Memory testing: A quick look
NAND Flash, like mechanical storage devices, is by default assumed to be unreliable – an unusual situation in the electronics world. Its unreliability is dealt with by using dedicated controllers. DRAM, on the other hand, is deemed "pretty" reliable. Servers often have error detection (and possibly correction) circuitry, but consumer and commercial machines rarely do. I’ll focus on DRAM here.
While most fine-geometry electronics is subject to radiation-induced SEUs (single event upsets), DRAM has the extra disadvantage of being, at heart, an analog technology. Billions of tiny capacitors must maintain their charge without fail, or at least until the next refresh. If one of those caps is a bit leakier or smaller than it should be, it could result in unreliable operation.
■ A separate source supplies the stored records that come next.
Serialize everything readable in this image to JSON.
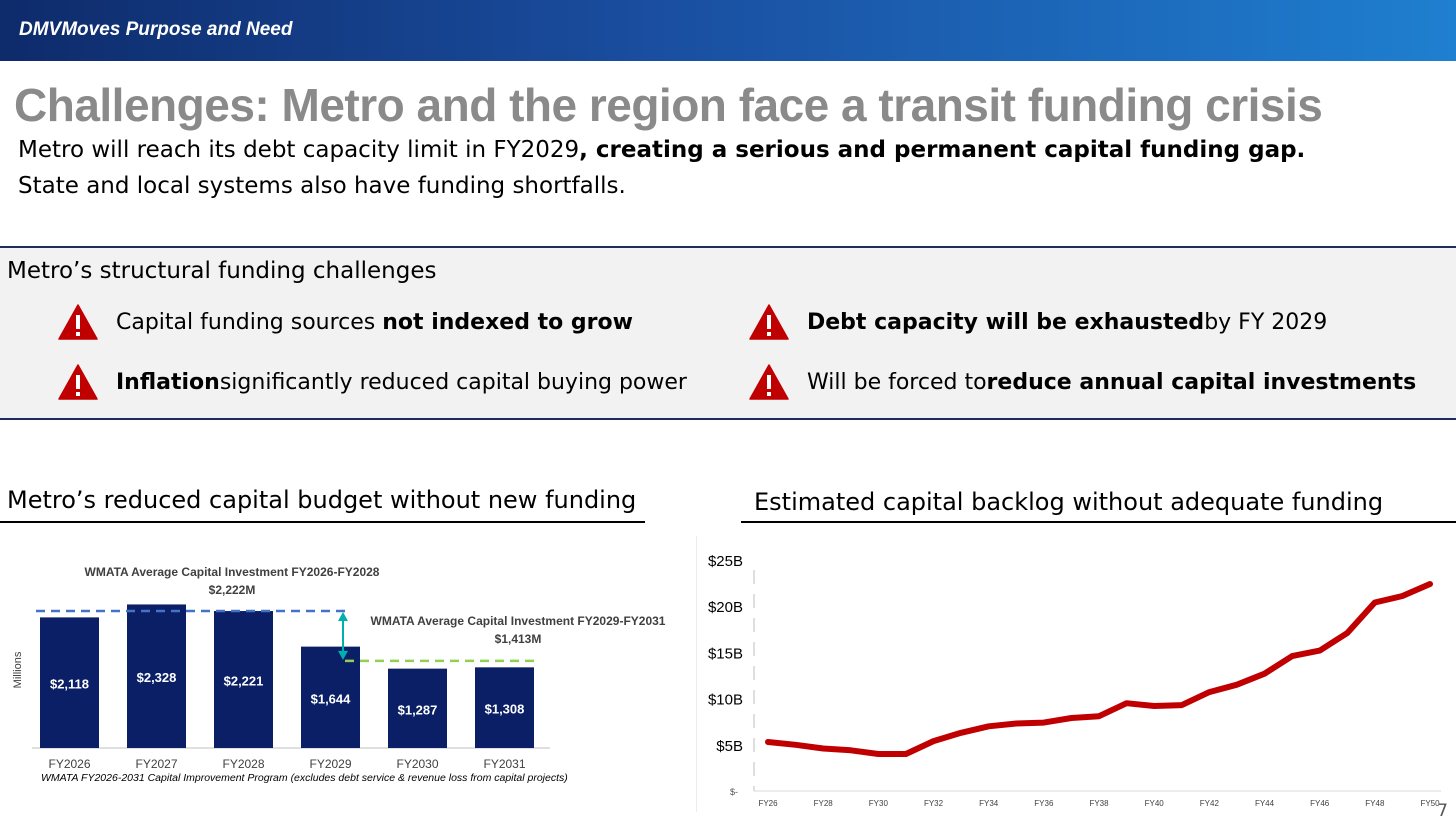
{
  "header": {
    "title": "DMVMoves Purpose and Need"
  },
  "headline": "Challenges: Metro and the region face a transit funding crisis",
  "subtitle": {
    "line1_plain": "Metro will reach its debt capacity limit in FY2029",
    "line1_bold": ", creating a serious and permanent capital funding gap.",
    "line2": "State and local systems also have funding shortfalls."
  },
  "challenges": {
    "title": "Metro’s structural funding challenges",
    "items": [
      {
        "pre": "Capital funding sources ",
        "bold": "not indexed to grow",
        "post": ""
      },
      {
        "pre": "",
        "bold": "Inflation",
        "post": " significantly reduced capital buying power"
      },
      {
        "pre": "",
        "bold": "Debt capacity will be exhausted",
        "post": " by FY 2029"
      },
      {
        "pre": "Will be forced to ",
        "bold": "reduce annual capital investments",
        "post": ""
      }
    ]
  },
  "left_section": {
    "title": "Metro’s reduced capital budget without new funding"
  },
  "right_section": {
    "title": "Estimated capital backlog without adequate funding"
  },
  "colors": {
    "bar": "#0b1f66",
    "avg1": "#4472c4",
    "avg2": "#92d050",
    "arrow": "#00b0b0",
    "line": "#c00000",
    "warning": "#c00000"
  },
  "chart_data": [
    {
      "type": "bar",
      "categories": [
        "FY2026",
        "FY2027",
        "FY2028",
        "FY2029",
        "FY2030",
        "FY2031"
      ],
      "values": [
        2118,
        2328,
        2221,
        1644,
        1287,
        1308
      ],
      "value_labels": [
        "$2,118",
        "$2,328",
        "$2,221",
        "$1,644",
        "$1,287",
        "$1,308"
      ],
      "ylabel": "Millions",
      "ylim": [
        0,
        2400
      ],
      "annotations": [
        {
          "text": "WMATA Average Capital Investment FY2026-FY2028",
          "value_text": "$2,222M",
          "value": 2222
        },
        {
          "text": "WMATA Average Capital Investment FY2029-FY2031",
          "value_text": "$1,413M",
          "value": 1413
        }
      ],
      "source": "WMATA FY2026-2031 Capital Improvement Program  (excludes debt service & revenue loss from capital projects)"
    },
    {
      "type": "line",
      "x": [
        2026,
        2027,
        2028,
        2029,
        2030,
        2031,
        2032,
        2033,
        2034,
        2035,
        2036,
        2037,
        2038,
        2039,
        2040,
        2041,
        2042,
        2043,
        2044,
        2045,
        2046,
        2047,
        2048,
        2049,
        2050
      ],
      "values": [
        5.3,
        5.0,
        4.6,
        4.4,
        4.0,
        4.0,
        5.4,
        6.3,
        7.0,
        7.3,
        7.4,
        7.9,
        8.1,
        9.5,
        9.2,
        9.3,
        10.7,
        11.5,
        12.7,
        14.6,
        15.2,
        17.1,
        20.4,
        21.1,
        22.4
      ],
      "x_ticks": [
        "FY26",
        "FY28",
        "FY30",
        "FY32",
        "FY34",
        "FY36",
        "FY38",
        "FY40",
        "FY42",
        "FY44",
        "FY46",
        "FY48",
        "FY50"
      ],
      "y_ticks": [
        "$-",
        "$5B",
        "$10B",
        "$15B",
        "$20B",
        "$25B"
      ],
      "ylim": [
        0,
        25
      ]
    }
  ],
  "page_number": "7"
}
What’s maddening is that the failure mechanism can be intermittent, or data-related.
As memory timing becomes ever faster, it behooves us to run eye tests as we would on a gigabit serial channel. For example, here’s a DDR3 eye at 1.33Gb/s:

What test data should we run, whether software- or hardware-generated, to exercise the eye? Pseudorandom is a good start.
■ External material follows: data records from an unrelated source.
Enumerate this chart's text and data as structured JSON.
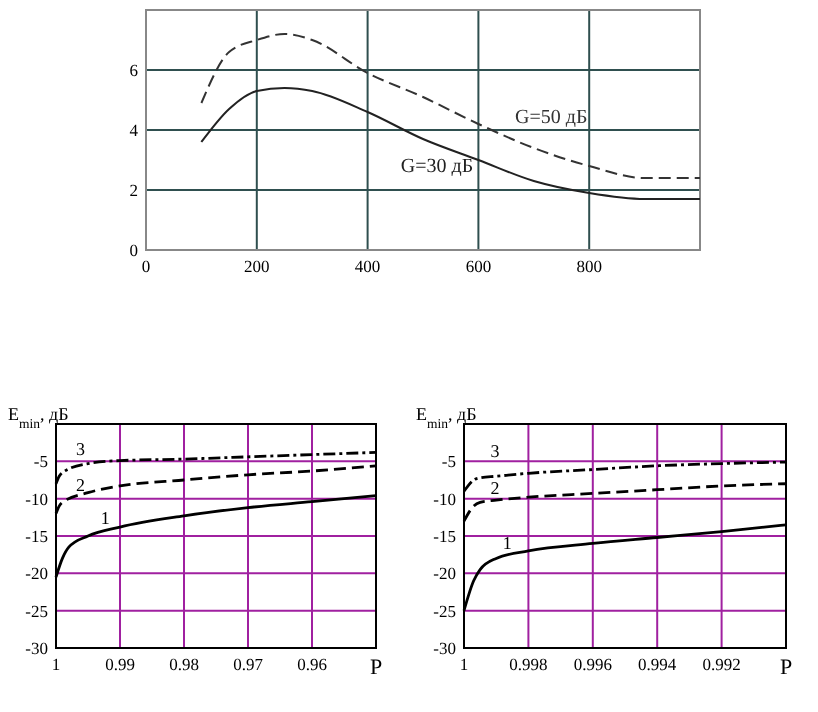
{
  "chart_data": [
    {
      "type": "line",
      "xlim": [
        0,
        1000
      ],
      "xticks": [
        0,
        200,
        400,
        600,
        800
      ],
      "ylim": [
        0,
        8
      ],
      "yticks": [
        0,
        2,
        4,
        6
      ],
      "grid": true,
      "series": [
        {
          "name": "G=50 дБ",
          "color": "#333333",
          "line_style": "dashed",
          "x": [
            100,
            150,
            200,
            250,
            300,
            400,
            500,
            600,
            700,
            800,
            900,
            1000
          ],
          "values": [
            4.9,
            6.6,
            7.0,
            7.2,
            7.0,
            5.9,
            5.1,
            4.2,
            3.4,
            2.8,
            2.4,
            2.4
          ]
        },
        {
          "name": "G=30 дБ",
          "color": "#222222",
          "line_style": "solid",
          "x": [
            100,
            150,
            200,
            250,
            300,
            400,
            500,
            600,
            700,
            800,
            900,
            1000
          ],
          "values": [
            3.6,
            4.7,
            5.3,
            5.4,
            5.3,
            4.6,
            3.7,
            3.0,
            2.3,
            1.9,
            1.7,
            1.7
          ]
        }
      ]
    },
    {
      "type": "line",
      "xlabel": "P",
      "ylabel": "E$_{min}$, дБ",
      "xlim": [
        1,
        0.95
      ],
      "xticks": [
        1,
        0.99,
        0.98,
        0.97,
        0.96
      ],
      "ylim": [
        -30,
        0
      ],
      "yticks": [
        -30,
        -25,
        -20,
        -15,
        -10,
        -5
      ],
      "grid": true,
      "series": [
        {
          "name": "1",
          "color": "#000000",
          "line_style": "solid",
          "x": [
            1,
            0.999,
            0.998,
            0.995,
            0.99,
            0.98,
            0.97,
            0.96,
            0.95
          ],
          "values": [
            -20.5,
            -18,
            -16.5,
            -15,
            -13.8,
            -12.3,
            -11.2,
            -10.4,
            -9.6
          ]
        },
        {
          "name": "2",
          "color": "#000000",
          "line_style": "dashed",
          "x": [
            1,
            0.9995,
            0.999,
            0.995,
            0.99,
            0.98,
            0.97,
            0.96,
            0.95
          ],
          "values": [
            -12,
            -11,
            -10.5,
            -9.2,
            -8.3,
            -7.5,
            -6.8,
            -6.3,
            -5.6
          ]
        },
        {
          "name": "3",
          "color": "#000000",
          "line_style": "dotted",
          "x": [
            1,
            0.9995,
            0.999,
            0.995,
            0.99,
            0.98,
            0.97,
            0.96,
            0.95
          ],
          "values": [
            -8,
            -7,
            -6.5,
            -5.3,
            -4.9,
            -4.7,
            -4.4,
            -4.1,
            -3.8
          ]
        }
      ]
    },
    {
      "type": "line",
      "xlabel": "P",
      "ylabel": "E$_{min}$, дБ",
      "xlim": [
        1,
        0.99
      ],
      "xticks": [
        1,
        0.998,
        0.996,
        0.994,
        0.992
      ],
      "ylim": [
        -30,
        0
      ],
      "yticks": [
        -30,
        -25,
        -20,
        -15,
        -10,
        -5
      ],
      "grid": true,
      "series": [
        {
          "name": "1",
          "color": "#000000",
          "line_style": "solid",
          "x": [
            1,
            0.9997,
            0.9995,
            0.999,
            0.998,
            0.996,
            0.994,
            0.992,
            0.99
          ],
          "values": [
            -25,
            -21,
            -19.5,
            -18,
            -17,
            -16,
            -15.2,
            -14.4,
            -13.5
          ]
        },
        {
          "name": "2",
          "color": "#000000",
          "line_style": "dashed",
          "x": [
            1,
            0.9997,
            0.9995,
            0.999,
            0.998,
            0.996,
            0.994,
            0.992,
            0.99
          ],
          "values": [
            -13,
            -11,
            -10.5,
            -10.2,
            -9.8,
            -9.3,
            -8.8,
            -8.3,
            -8
          ]
        },
        {
          "name": "3",
          "color": "#000000",
          "line_style": "dotted",
          "x": [
            1,
            0.9997,
            0.9995,
            0.999,
            0.998,
            0.996,
            0.994,
            0.992,
            0.99
          ],
          "values": [
            -9,
            -7.5,
            -7.2,
            -7,
            -6.6,
            -6.1,
            -5.6,
            -5.3,
            -5.1
          ]
        }
      ]
    }
  ]
}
My interest in memory testing dates all the way back to my first computer. After suffering with 512 bytes of memory for a year, I added a 32kB DRAM board! Whether due to bad board design, or really questionable DRAM chip quality, memory errors were frequent, and sometimes subtle. Simple patterns would detect the worst of the errors, but it wasn’t till I implemented a pseudorandom test that the rarest errors appeared.
Were these errors due to bad eyes? Probably not. More likely, they arose from pattern sensitivity, where data bits on the DRAM chip interact in some way known only to the chip’s designers. Though given the state of PCB design ca. 1980, it’s also possible that poor power integrity was the root cause.
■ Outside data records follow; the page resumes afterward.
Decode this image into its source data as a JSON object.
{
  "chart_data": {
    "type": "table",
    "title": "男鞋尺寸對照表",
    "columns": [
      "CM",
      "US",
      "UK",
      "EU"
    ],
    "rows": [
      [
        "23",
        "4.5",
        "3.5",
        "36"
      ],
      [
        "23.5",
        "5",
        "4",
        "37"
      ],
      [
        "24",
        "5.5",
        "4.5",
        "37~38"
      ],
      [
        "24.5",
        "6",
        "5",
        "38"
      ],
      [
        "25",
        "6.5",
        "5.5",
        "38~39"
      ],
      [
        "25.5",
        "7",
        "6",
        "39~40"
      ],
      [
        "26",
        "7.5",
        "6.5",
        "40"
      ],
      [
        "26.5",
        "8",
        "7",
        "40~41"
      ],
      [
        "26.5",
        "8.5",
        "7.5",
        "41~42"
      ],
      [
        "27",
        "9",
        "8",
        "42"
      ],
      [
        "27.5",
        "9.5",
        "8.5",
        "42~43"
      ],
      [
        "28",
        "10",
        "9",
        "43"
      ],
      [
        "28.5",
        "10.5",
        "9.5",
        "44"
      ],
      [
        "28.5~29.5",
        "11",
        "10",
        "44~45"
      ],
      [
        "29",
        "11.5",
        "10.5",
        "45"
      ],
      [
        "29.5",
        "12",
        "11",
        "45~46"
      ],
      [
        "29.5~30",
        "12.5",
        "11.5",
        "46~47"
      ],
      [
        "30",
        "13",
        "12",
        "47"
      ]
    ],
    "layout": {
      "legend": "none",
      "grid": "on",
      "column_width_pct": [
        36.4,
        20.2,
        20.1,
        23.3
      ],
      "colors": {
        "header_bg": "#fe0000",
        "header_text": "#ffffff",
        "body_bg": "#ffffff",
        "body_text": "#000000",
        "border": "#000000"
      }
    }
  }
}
As end users of DRAM-bearing machines, we can still perform thorough memory testing through software-only means, such as the excellent Memtest86 program, which includes pseudorandom among its many tests. The bottom line, in my experience, is that pseudorandom is the best way to track down flaky errors that don’t show up using other methods.
As designer of a memory subsystem, we’re able to go beyond this approach and get probing. Using a pseudorandom pattern not only creates a proper eye diagram for our scope, it will likely uncover any pattern sensitivity problems (though this is more of a per-unit test, whereas you’ll only be eye testing in development).
What kind of memory failures have you encountered? And what tests have you implemented for verification and production?